Output from solar panels may overwhelm the grid by 2011 and plants may need to be temporarily disconnected to prevent blackouts, CEPS Chief Executive Officer Petr Zeman said today. Total solar capacity may reach 3,000 megawatts in 2015, six times last year’s level and about half the country’s off-peak consumption at summer weekends, the state-run company said.

“We warn investors that their investments might be at risk,” Zeman told a press conference in Prague. CEPS may have to start phasing out plants to prevent a grid overload in the summer of 2011, he said. “When the share of renewables exceeds 1,000 megawatts, the stability of the grid will be threatened and we’ll have to switch some sources off.”

Czech power producers receive the highest prices in Europe for solar energy, guaranteed by law at 12 koruna ($0.63) a kilowatt-hour, CEPS said.

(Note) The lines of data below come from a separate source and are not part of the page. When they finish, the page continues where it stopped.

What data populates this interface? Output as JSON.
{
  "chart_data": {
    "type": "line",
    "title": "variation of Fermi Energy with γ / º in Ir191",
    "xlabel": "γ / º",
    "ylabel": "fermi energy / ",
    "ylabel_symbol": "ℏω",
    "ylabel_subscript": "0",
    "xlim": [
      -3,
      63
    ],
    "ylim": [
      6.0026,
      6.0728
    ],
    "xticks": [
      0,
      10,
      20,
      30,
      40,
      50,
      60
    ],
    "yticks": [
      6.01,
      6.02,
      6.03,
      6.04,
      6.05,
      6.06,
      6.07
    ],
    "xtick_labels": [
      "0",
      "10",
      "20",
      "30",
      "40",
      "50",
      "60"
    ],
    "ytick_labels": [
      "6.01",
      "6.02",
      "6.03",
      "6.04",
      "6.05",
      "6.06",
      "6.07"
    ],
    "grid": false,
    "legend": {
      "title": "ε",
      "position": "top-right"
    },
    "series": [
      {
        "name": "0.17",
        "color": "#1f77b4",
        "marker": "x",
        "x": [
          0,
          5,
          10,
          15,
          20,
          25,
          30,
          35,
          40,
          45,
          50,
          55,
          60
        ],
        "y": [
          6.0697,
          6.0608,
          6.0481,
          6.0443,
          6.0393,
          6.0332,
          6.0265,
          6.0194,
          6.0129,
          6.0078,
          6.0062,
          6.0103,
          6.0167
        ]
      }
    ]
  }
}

A bill currently in parliament would cut the so-called feed-in tariff for new projects, which has led to a rush of applications from investors hoping to get permits under the existing conditions.

CEPS last week called on regional power distributors to stop issuing permits to new projects while it invests 5 billion koruna a year to boost grid capacity, Pravo newspaper reported on Feb. 11.

Consumer Price Risk

With solar feed-in tariffs about 10 times higher than the cost of power generation at nuclear plants run by state-owned CEZ AS, the solar boom also threatens to push up prices for consumers, according to CEPS board member Miroslav Vrba.

The Czech Wind Energy Association, or CSVE, rejected CEPS’s call for a cap on new renewable-power projects today, citing regulations that require investors to prove the network can accommodate their planned capacity before receiving a permit.

“The situation is not as critical as described” by the grid operator, Michal Janecek, CSVE’s chairman, said in an e- mailed statement before CEPS’s press conference. “CEPS is misleading the public.”

The Czech Republic needs to build more wind and solar-power plants to meet its target of producing 8 percent of electricity from renewable sources this year, CSVE said.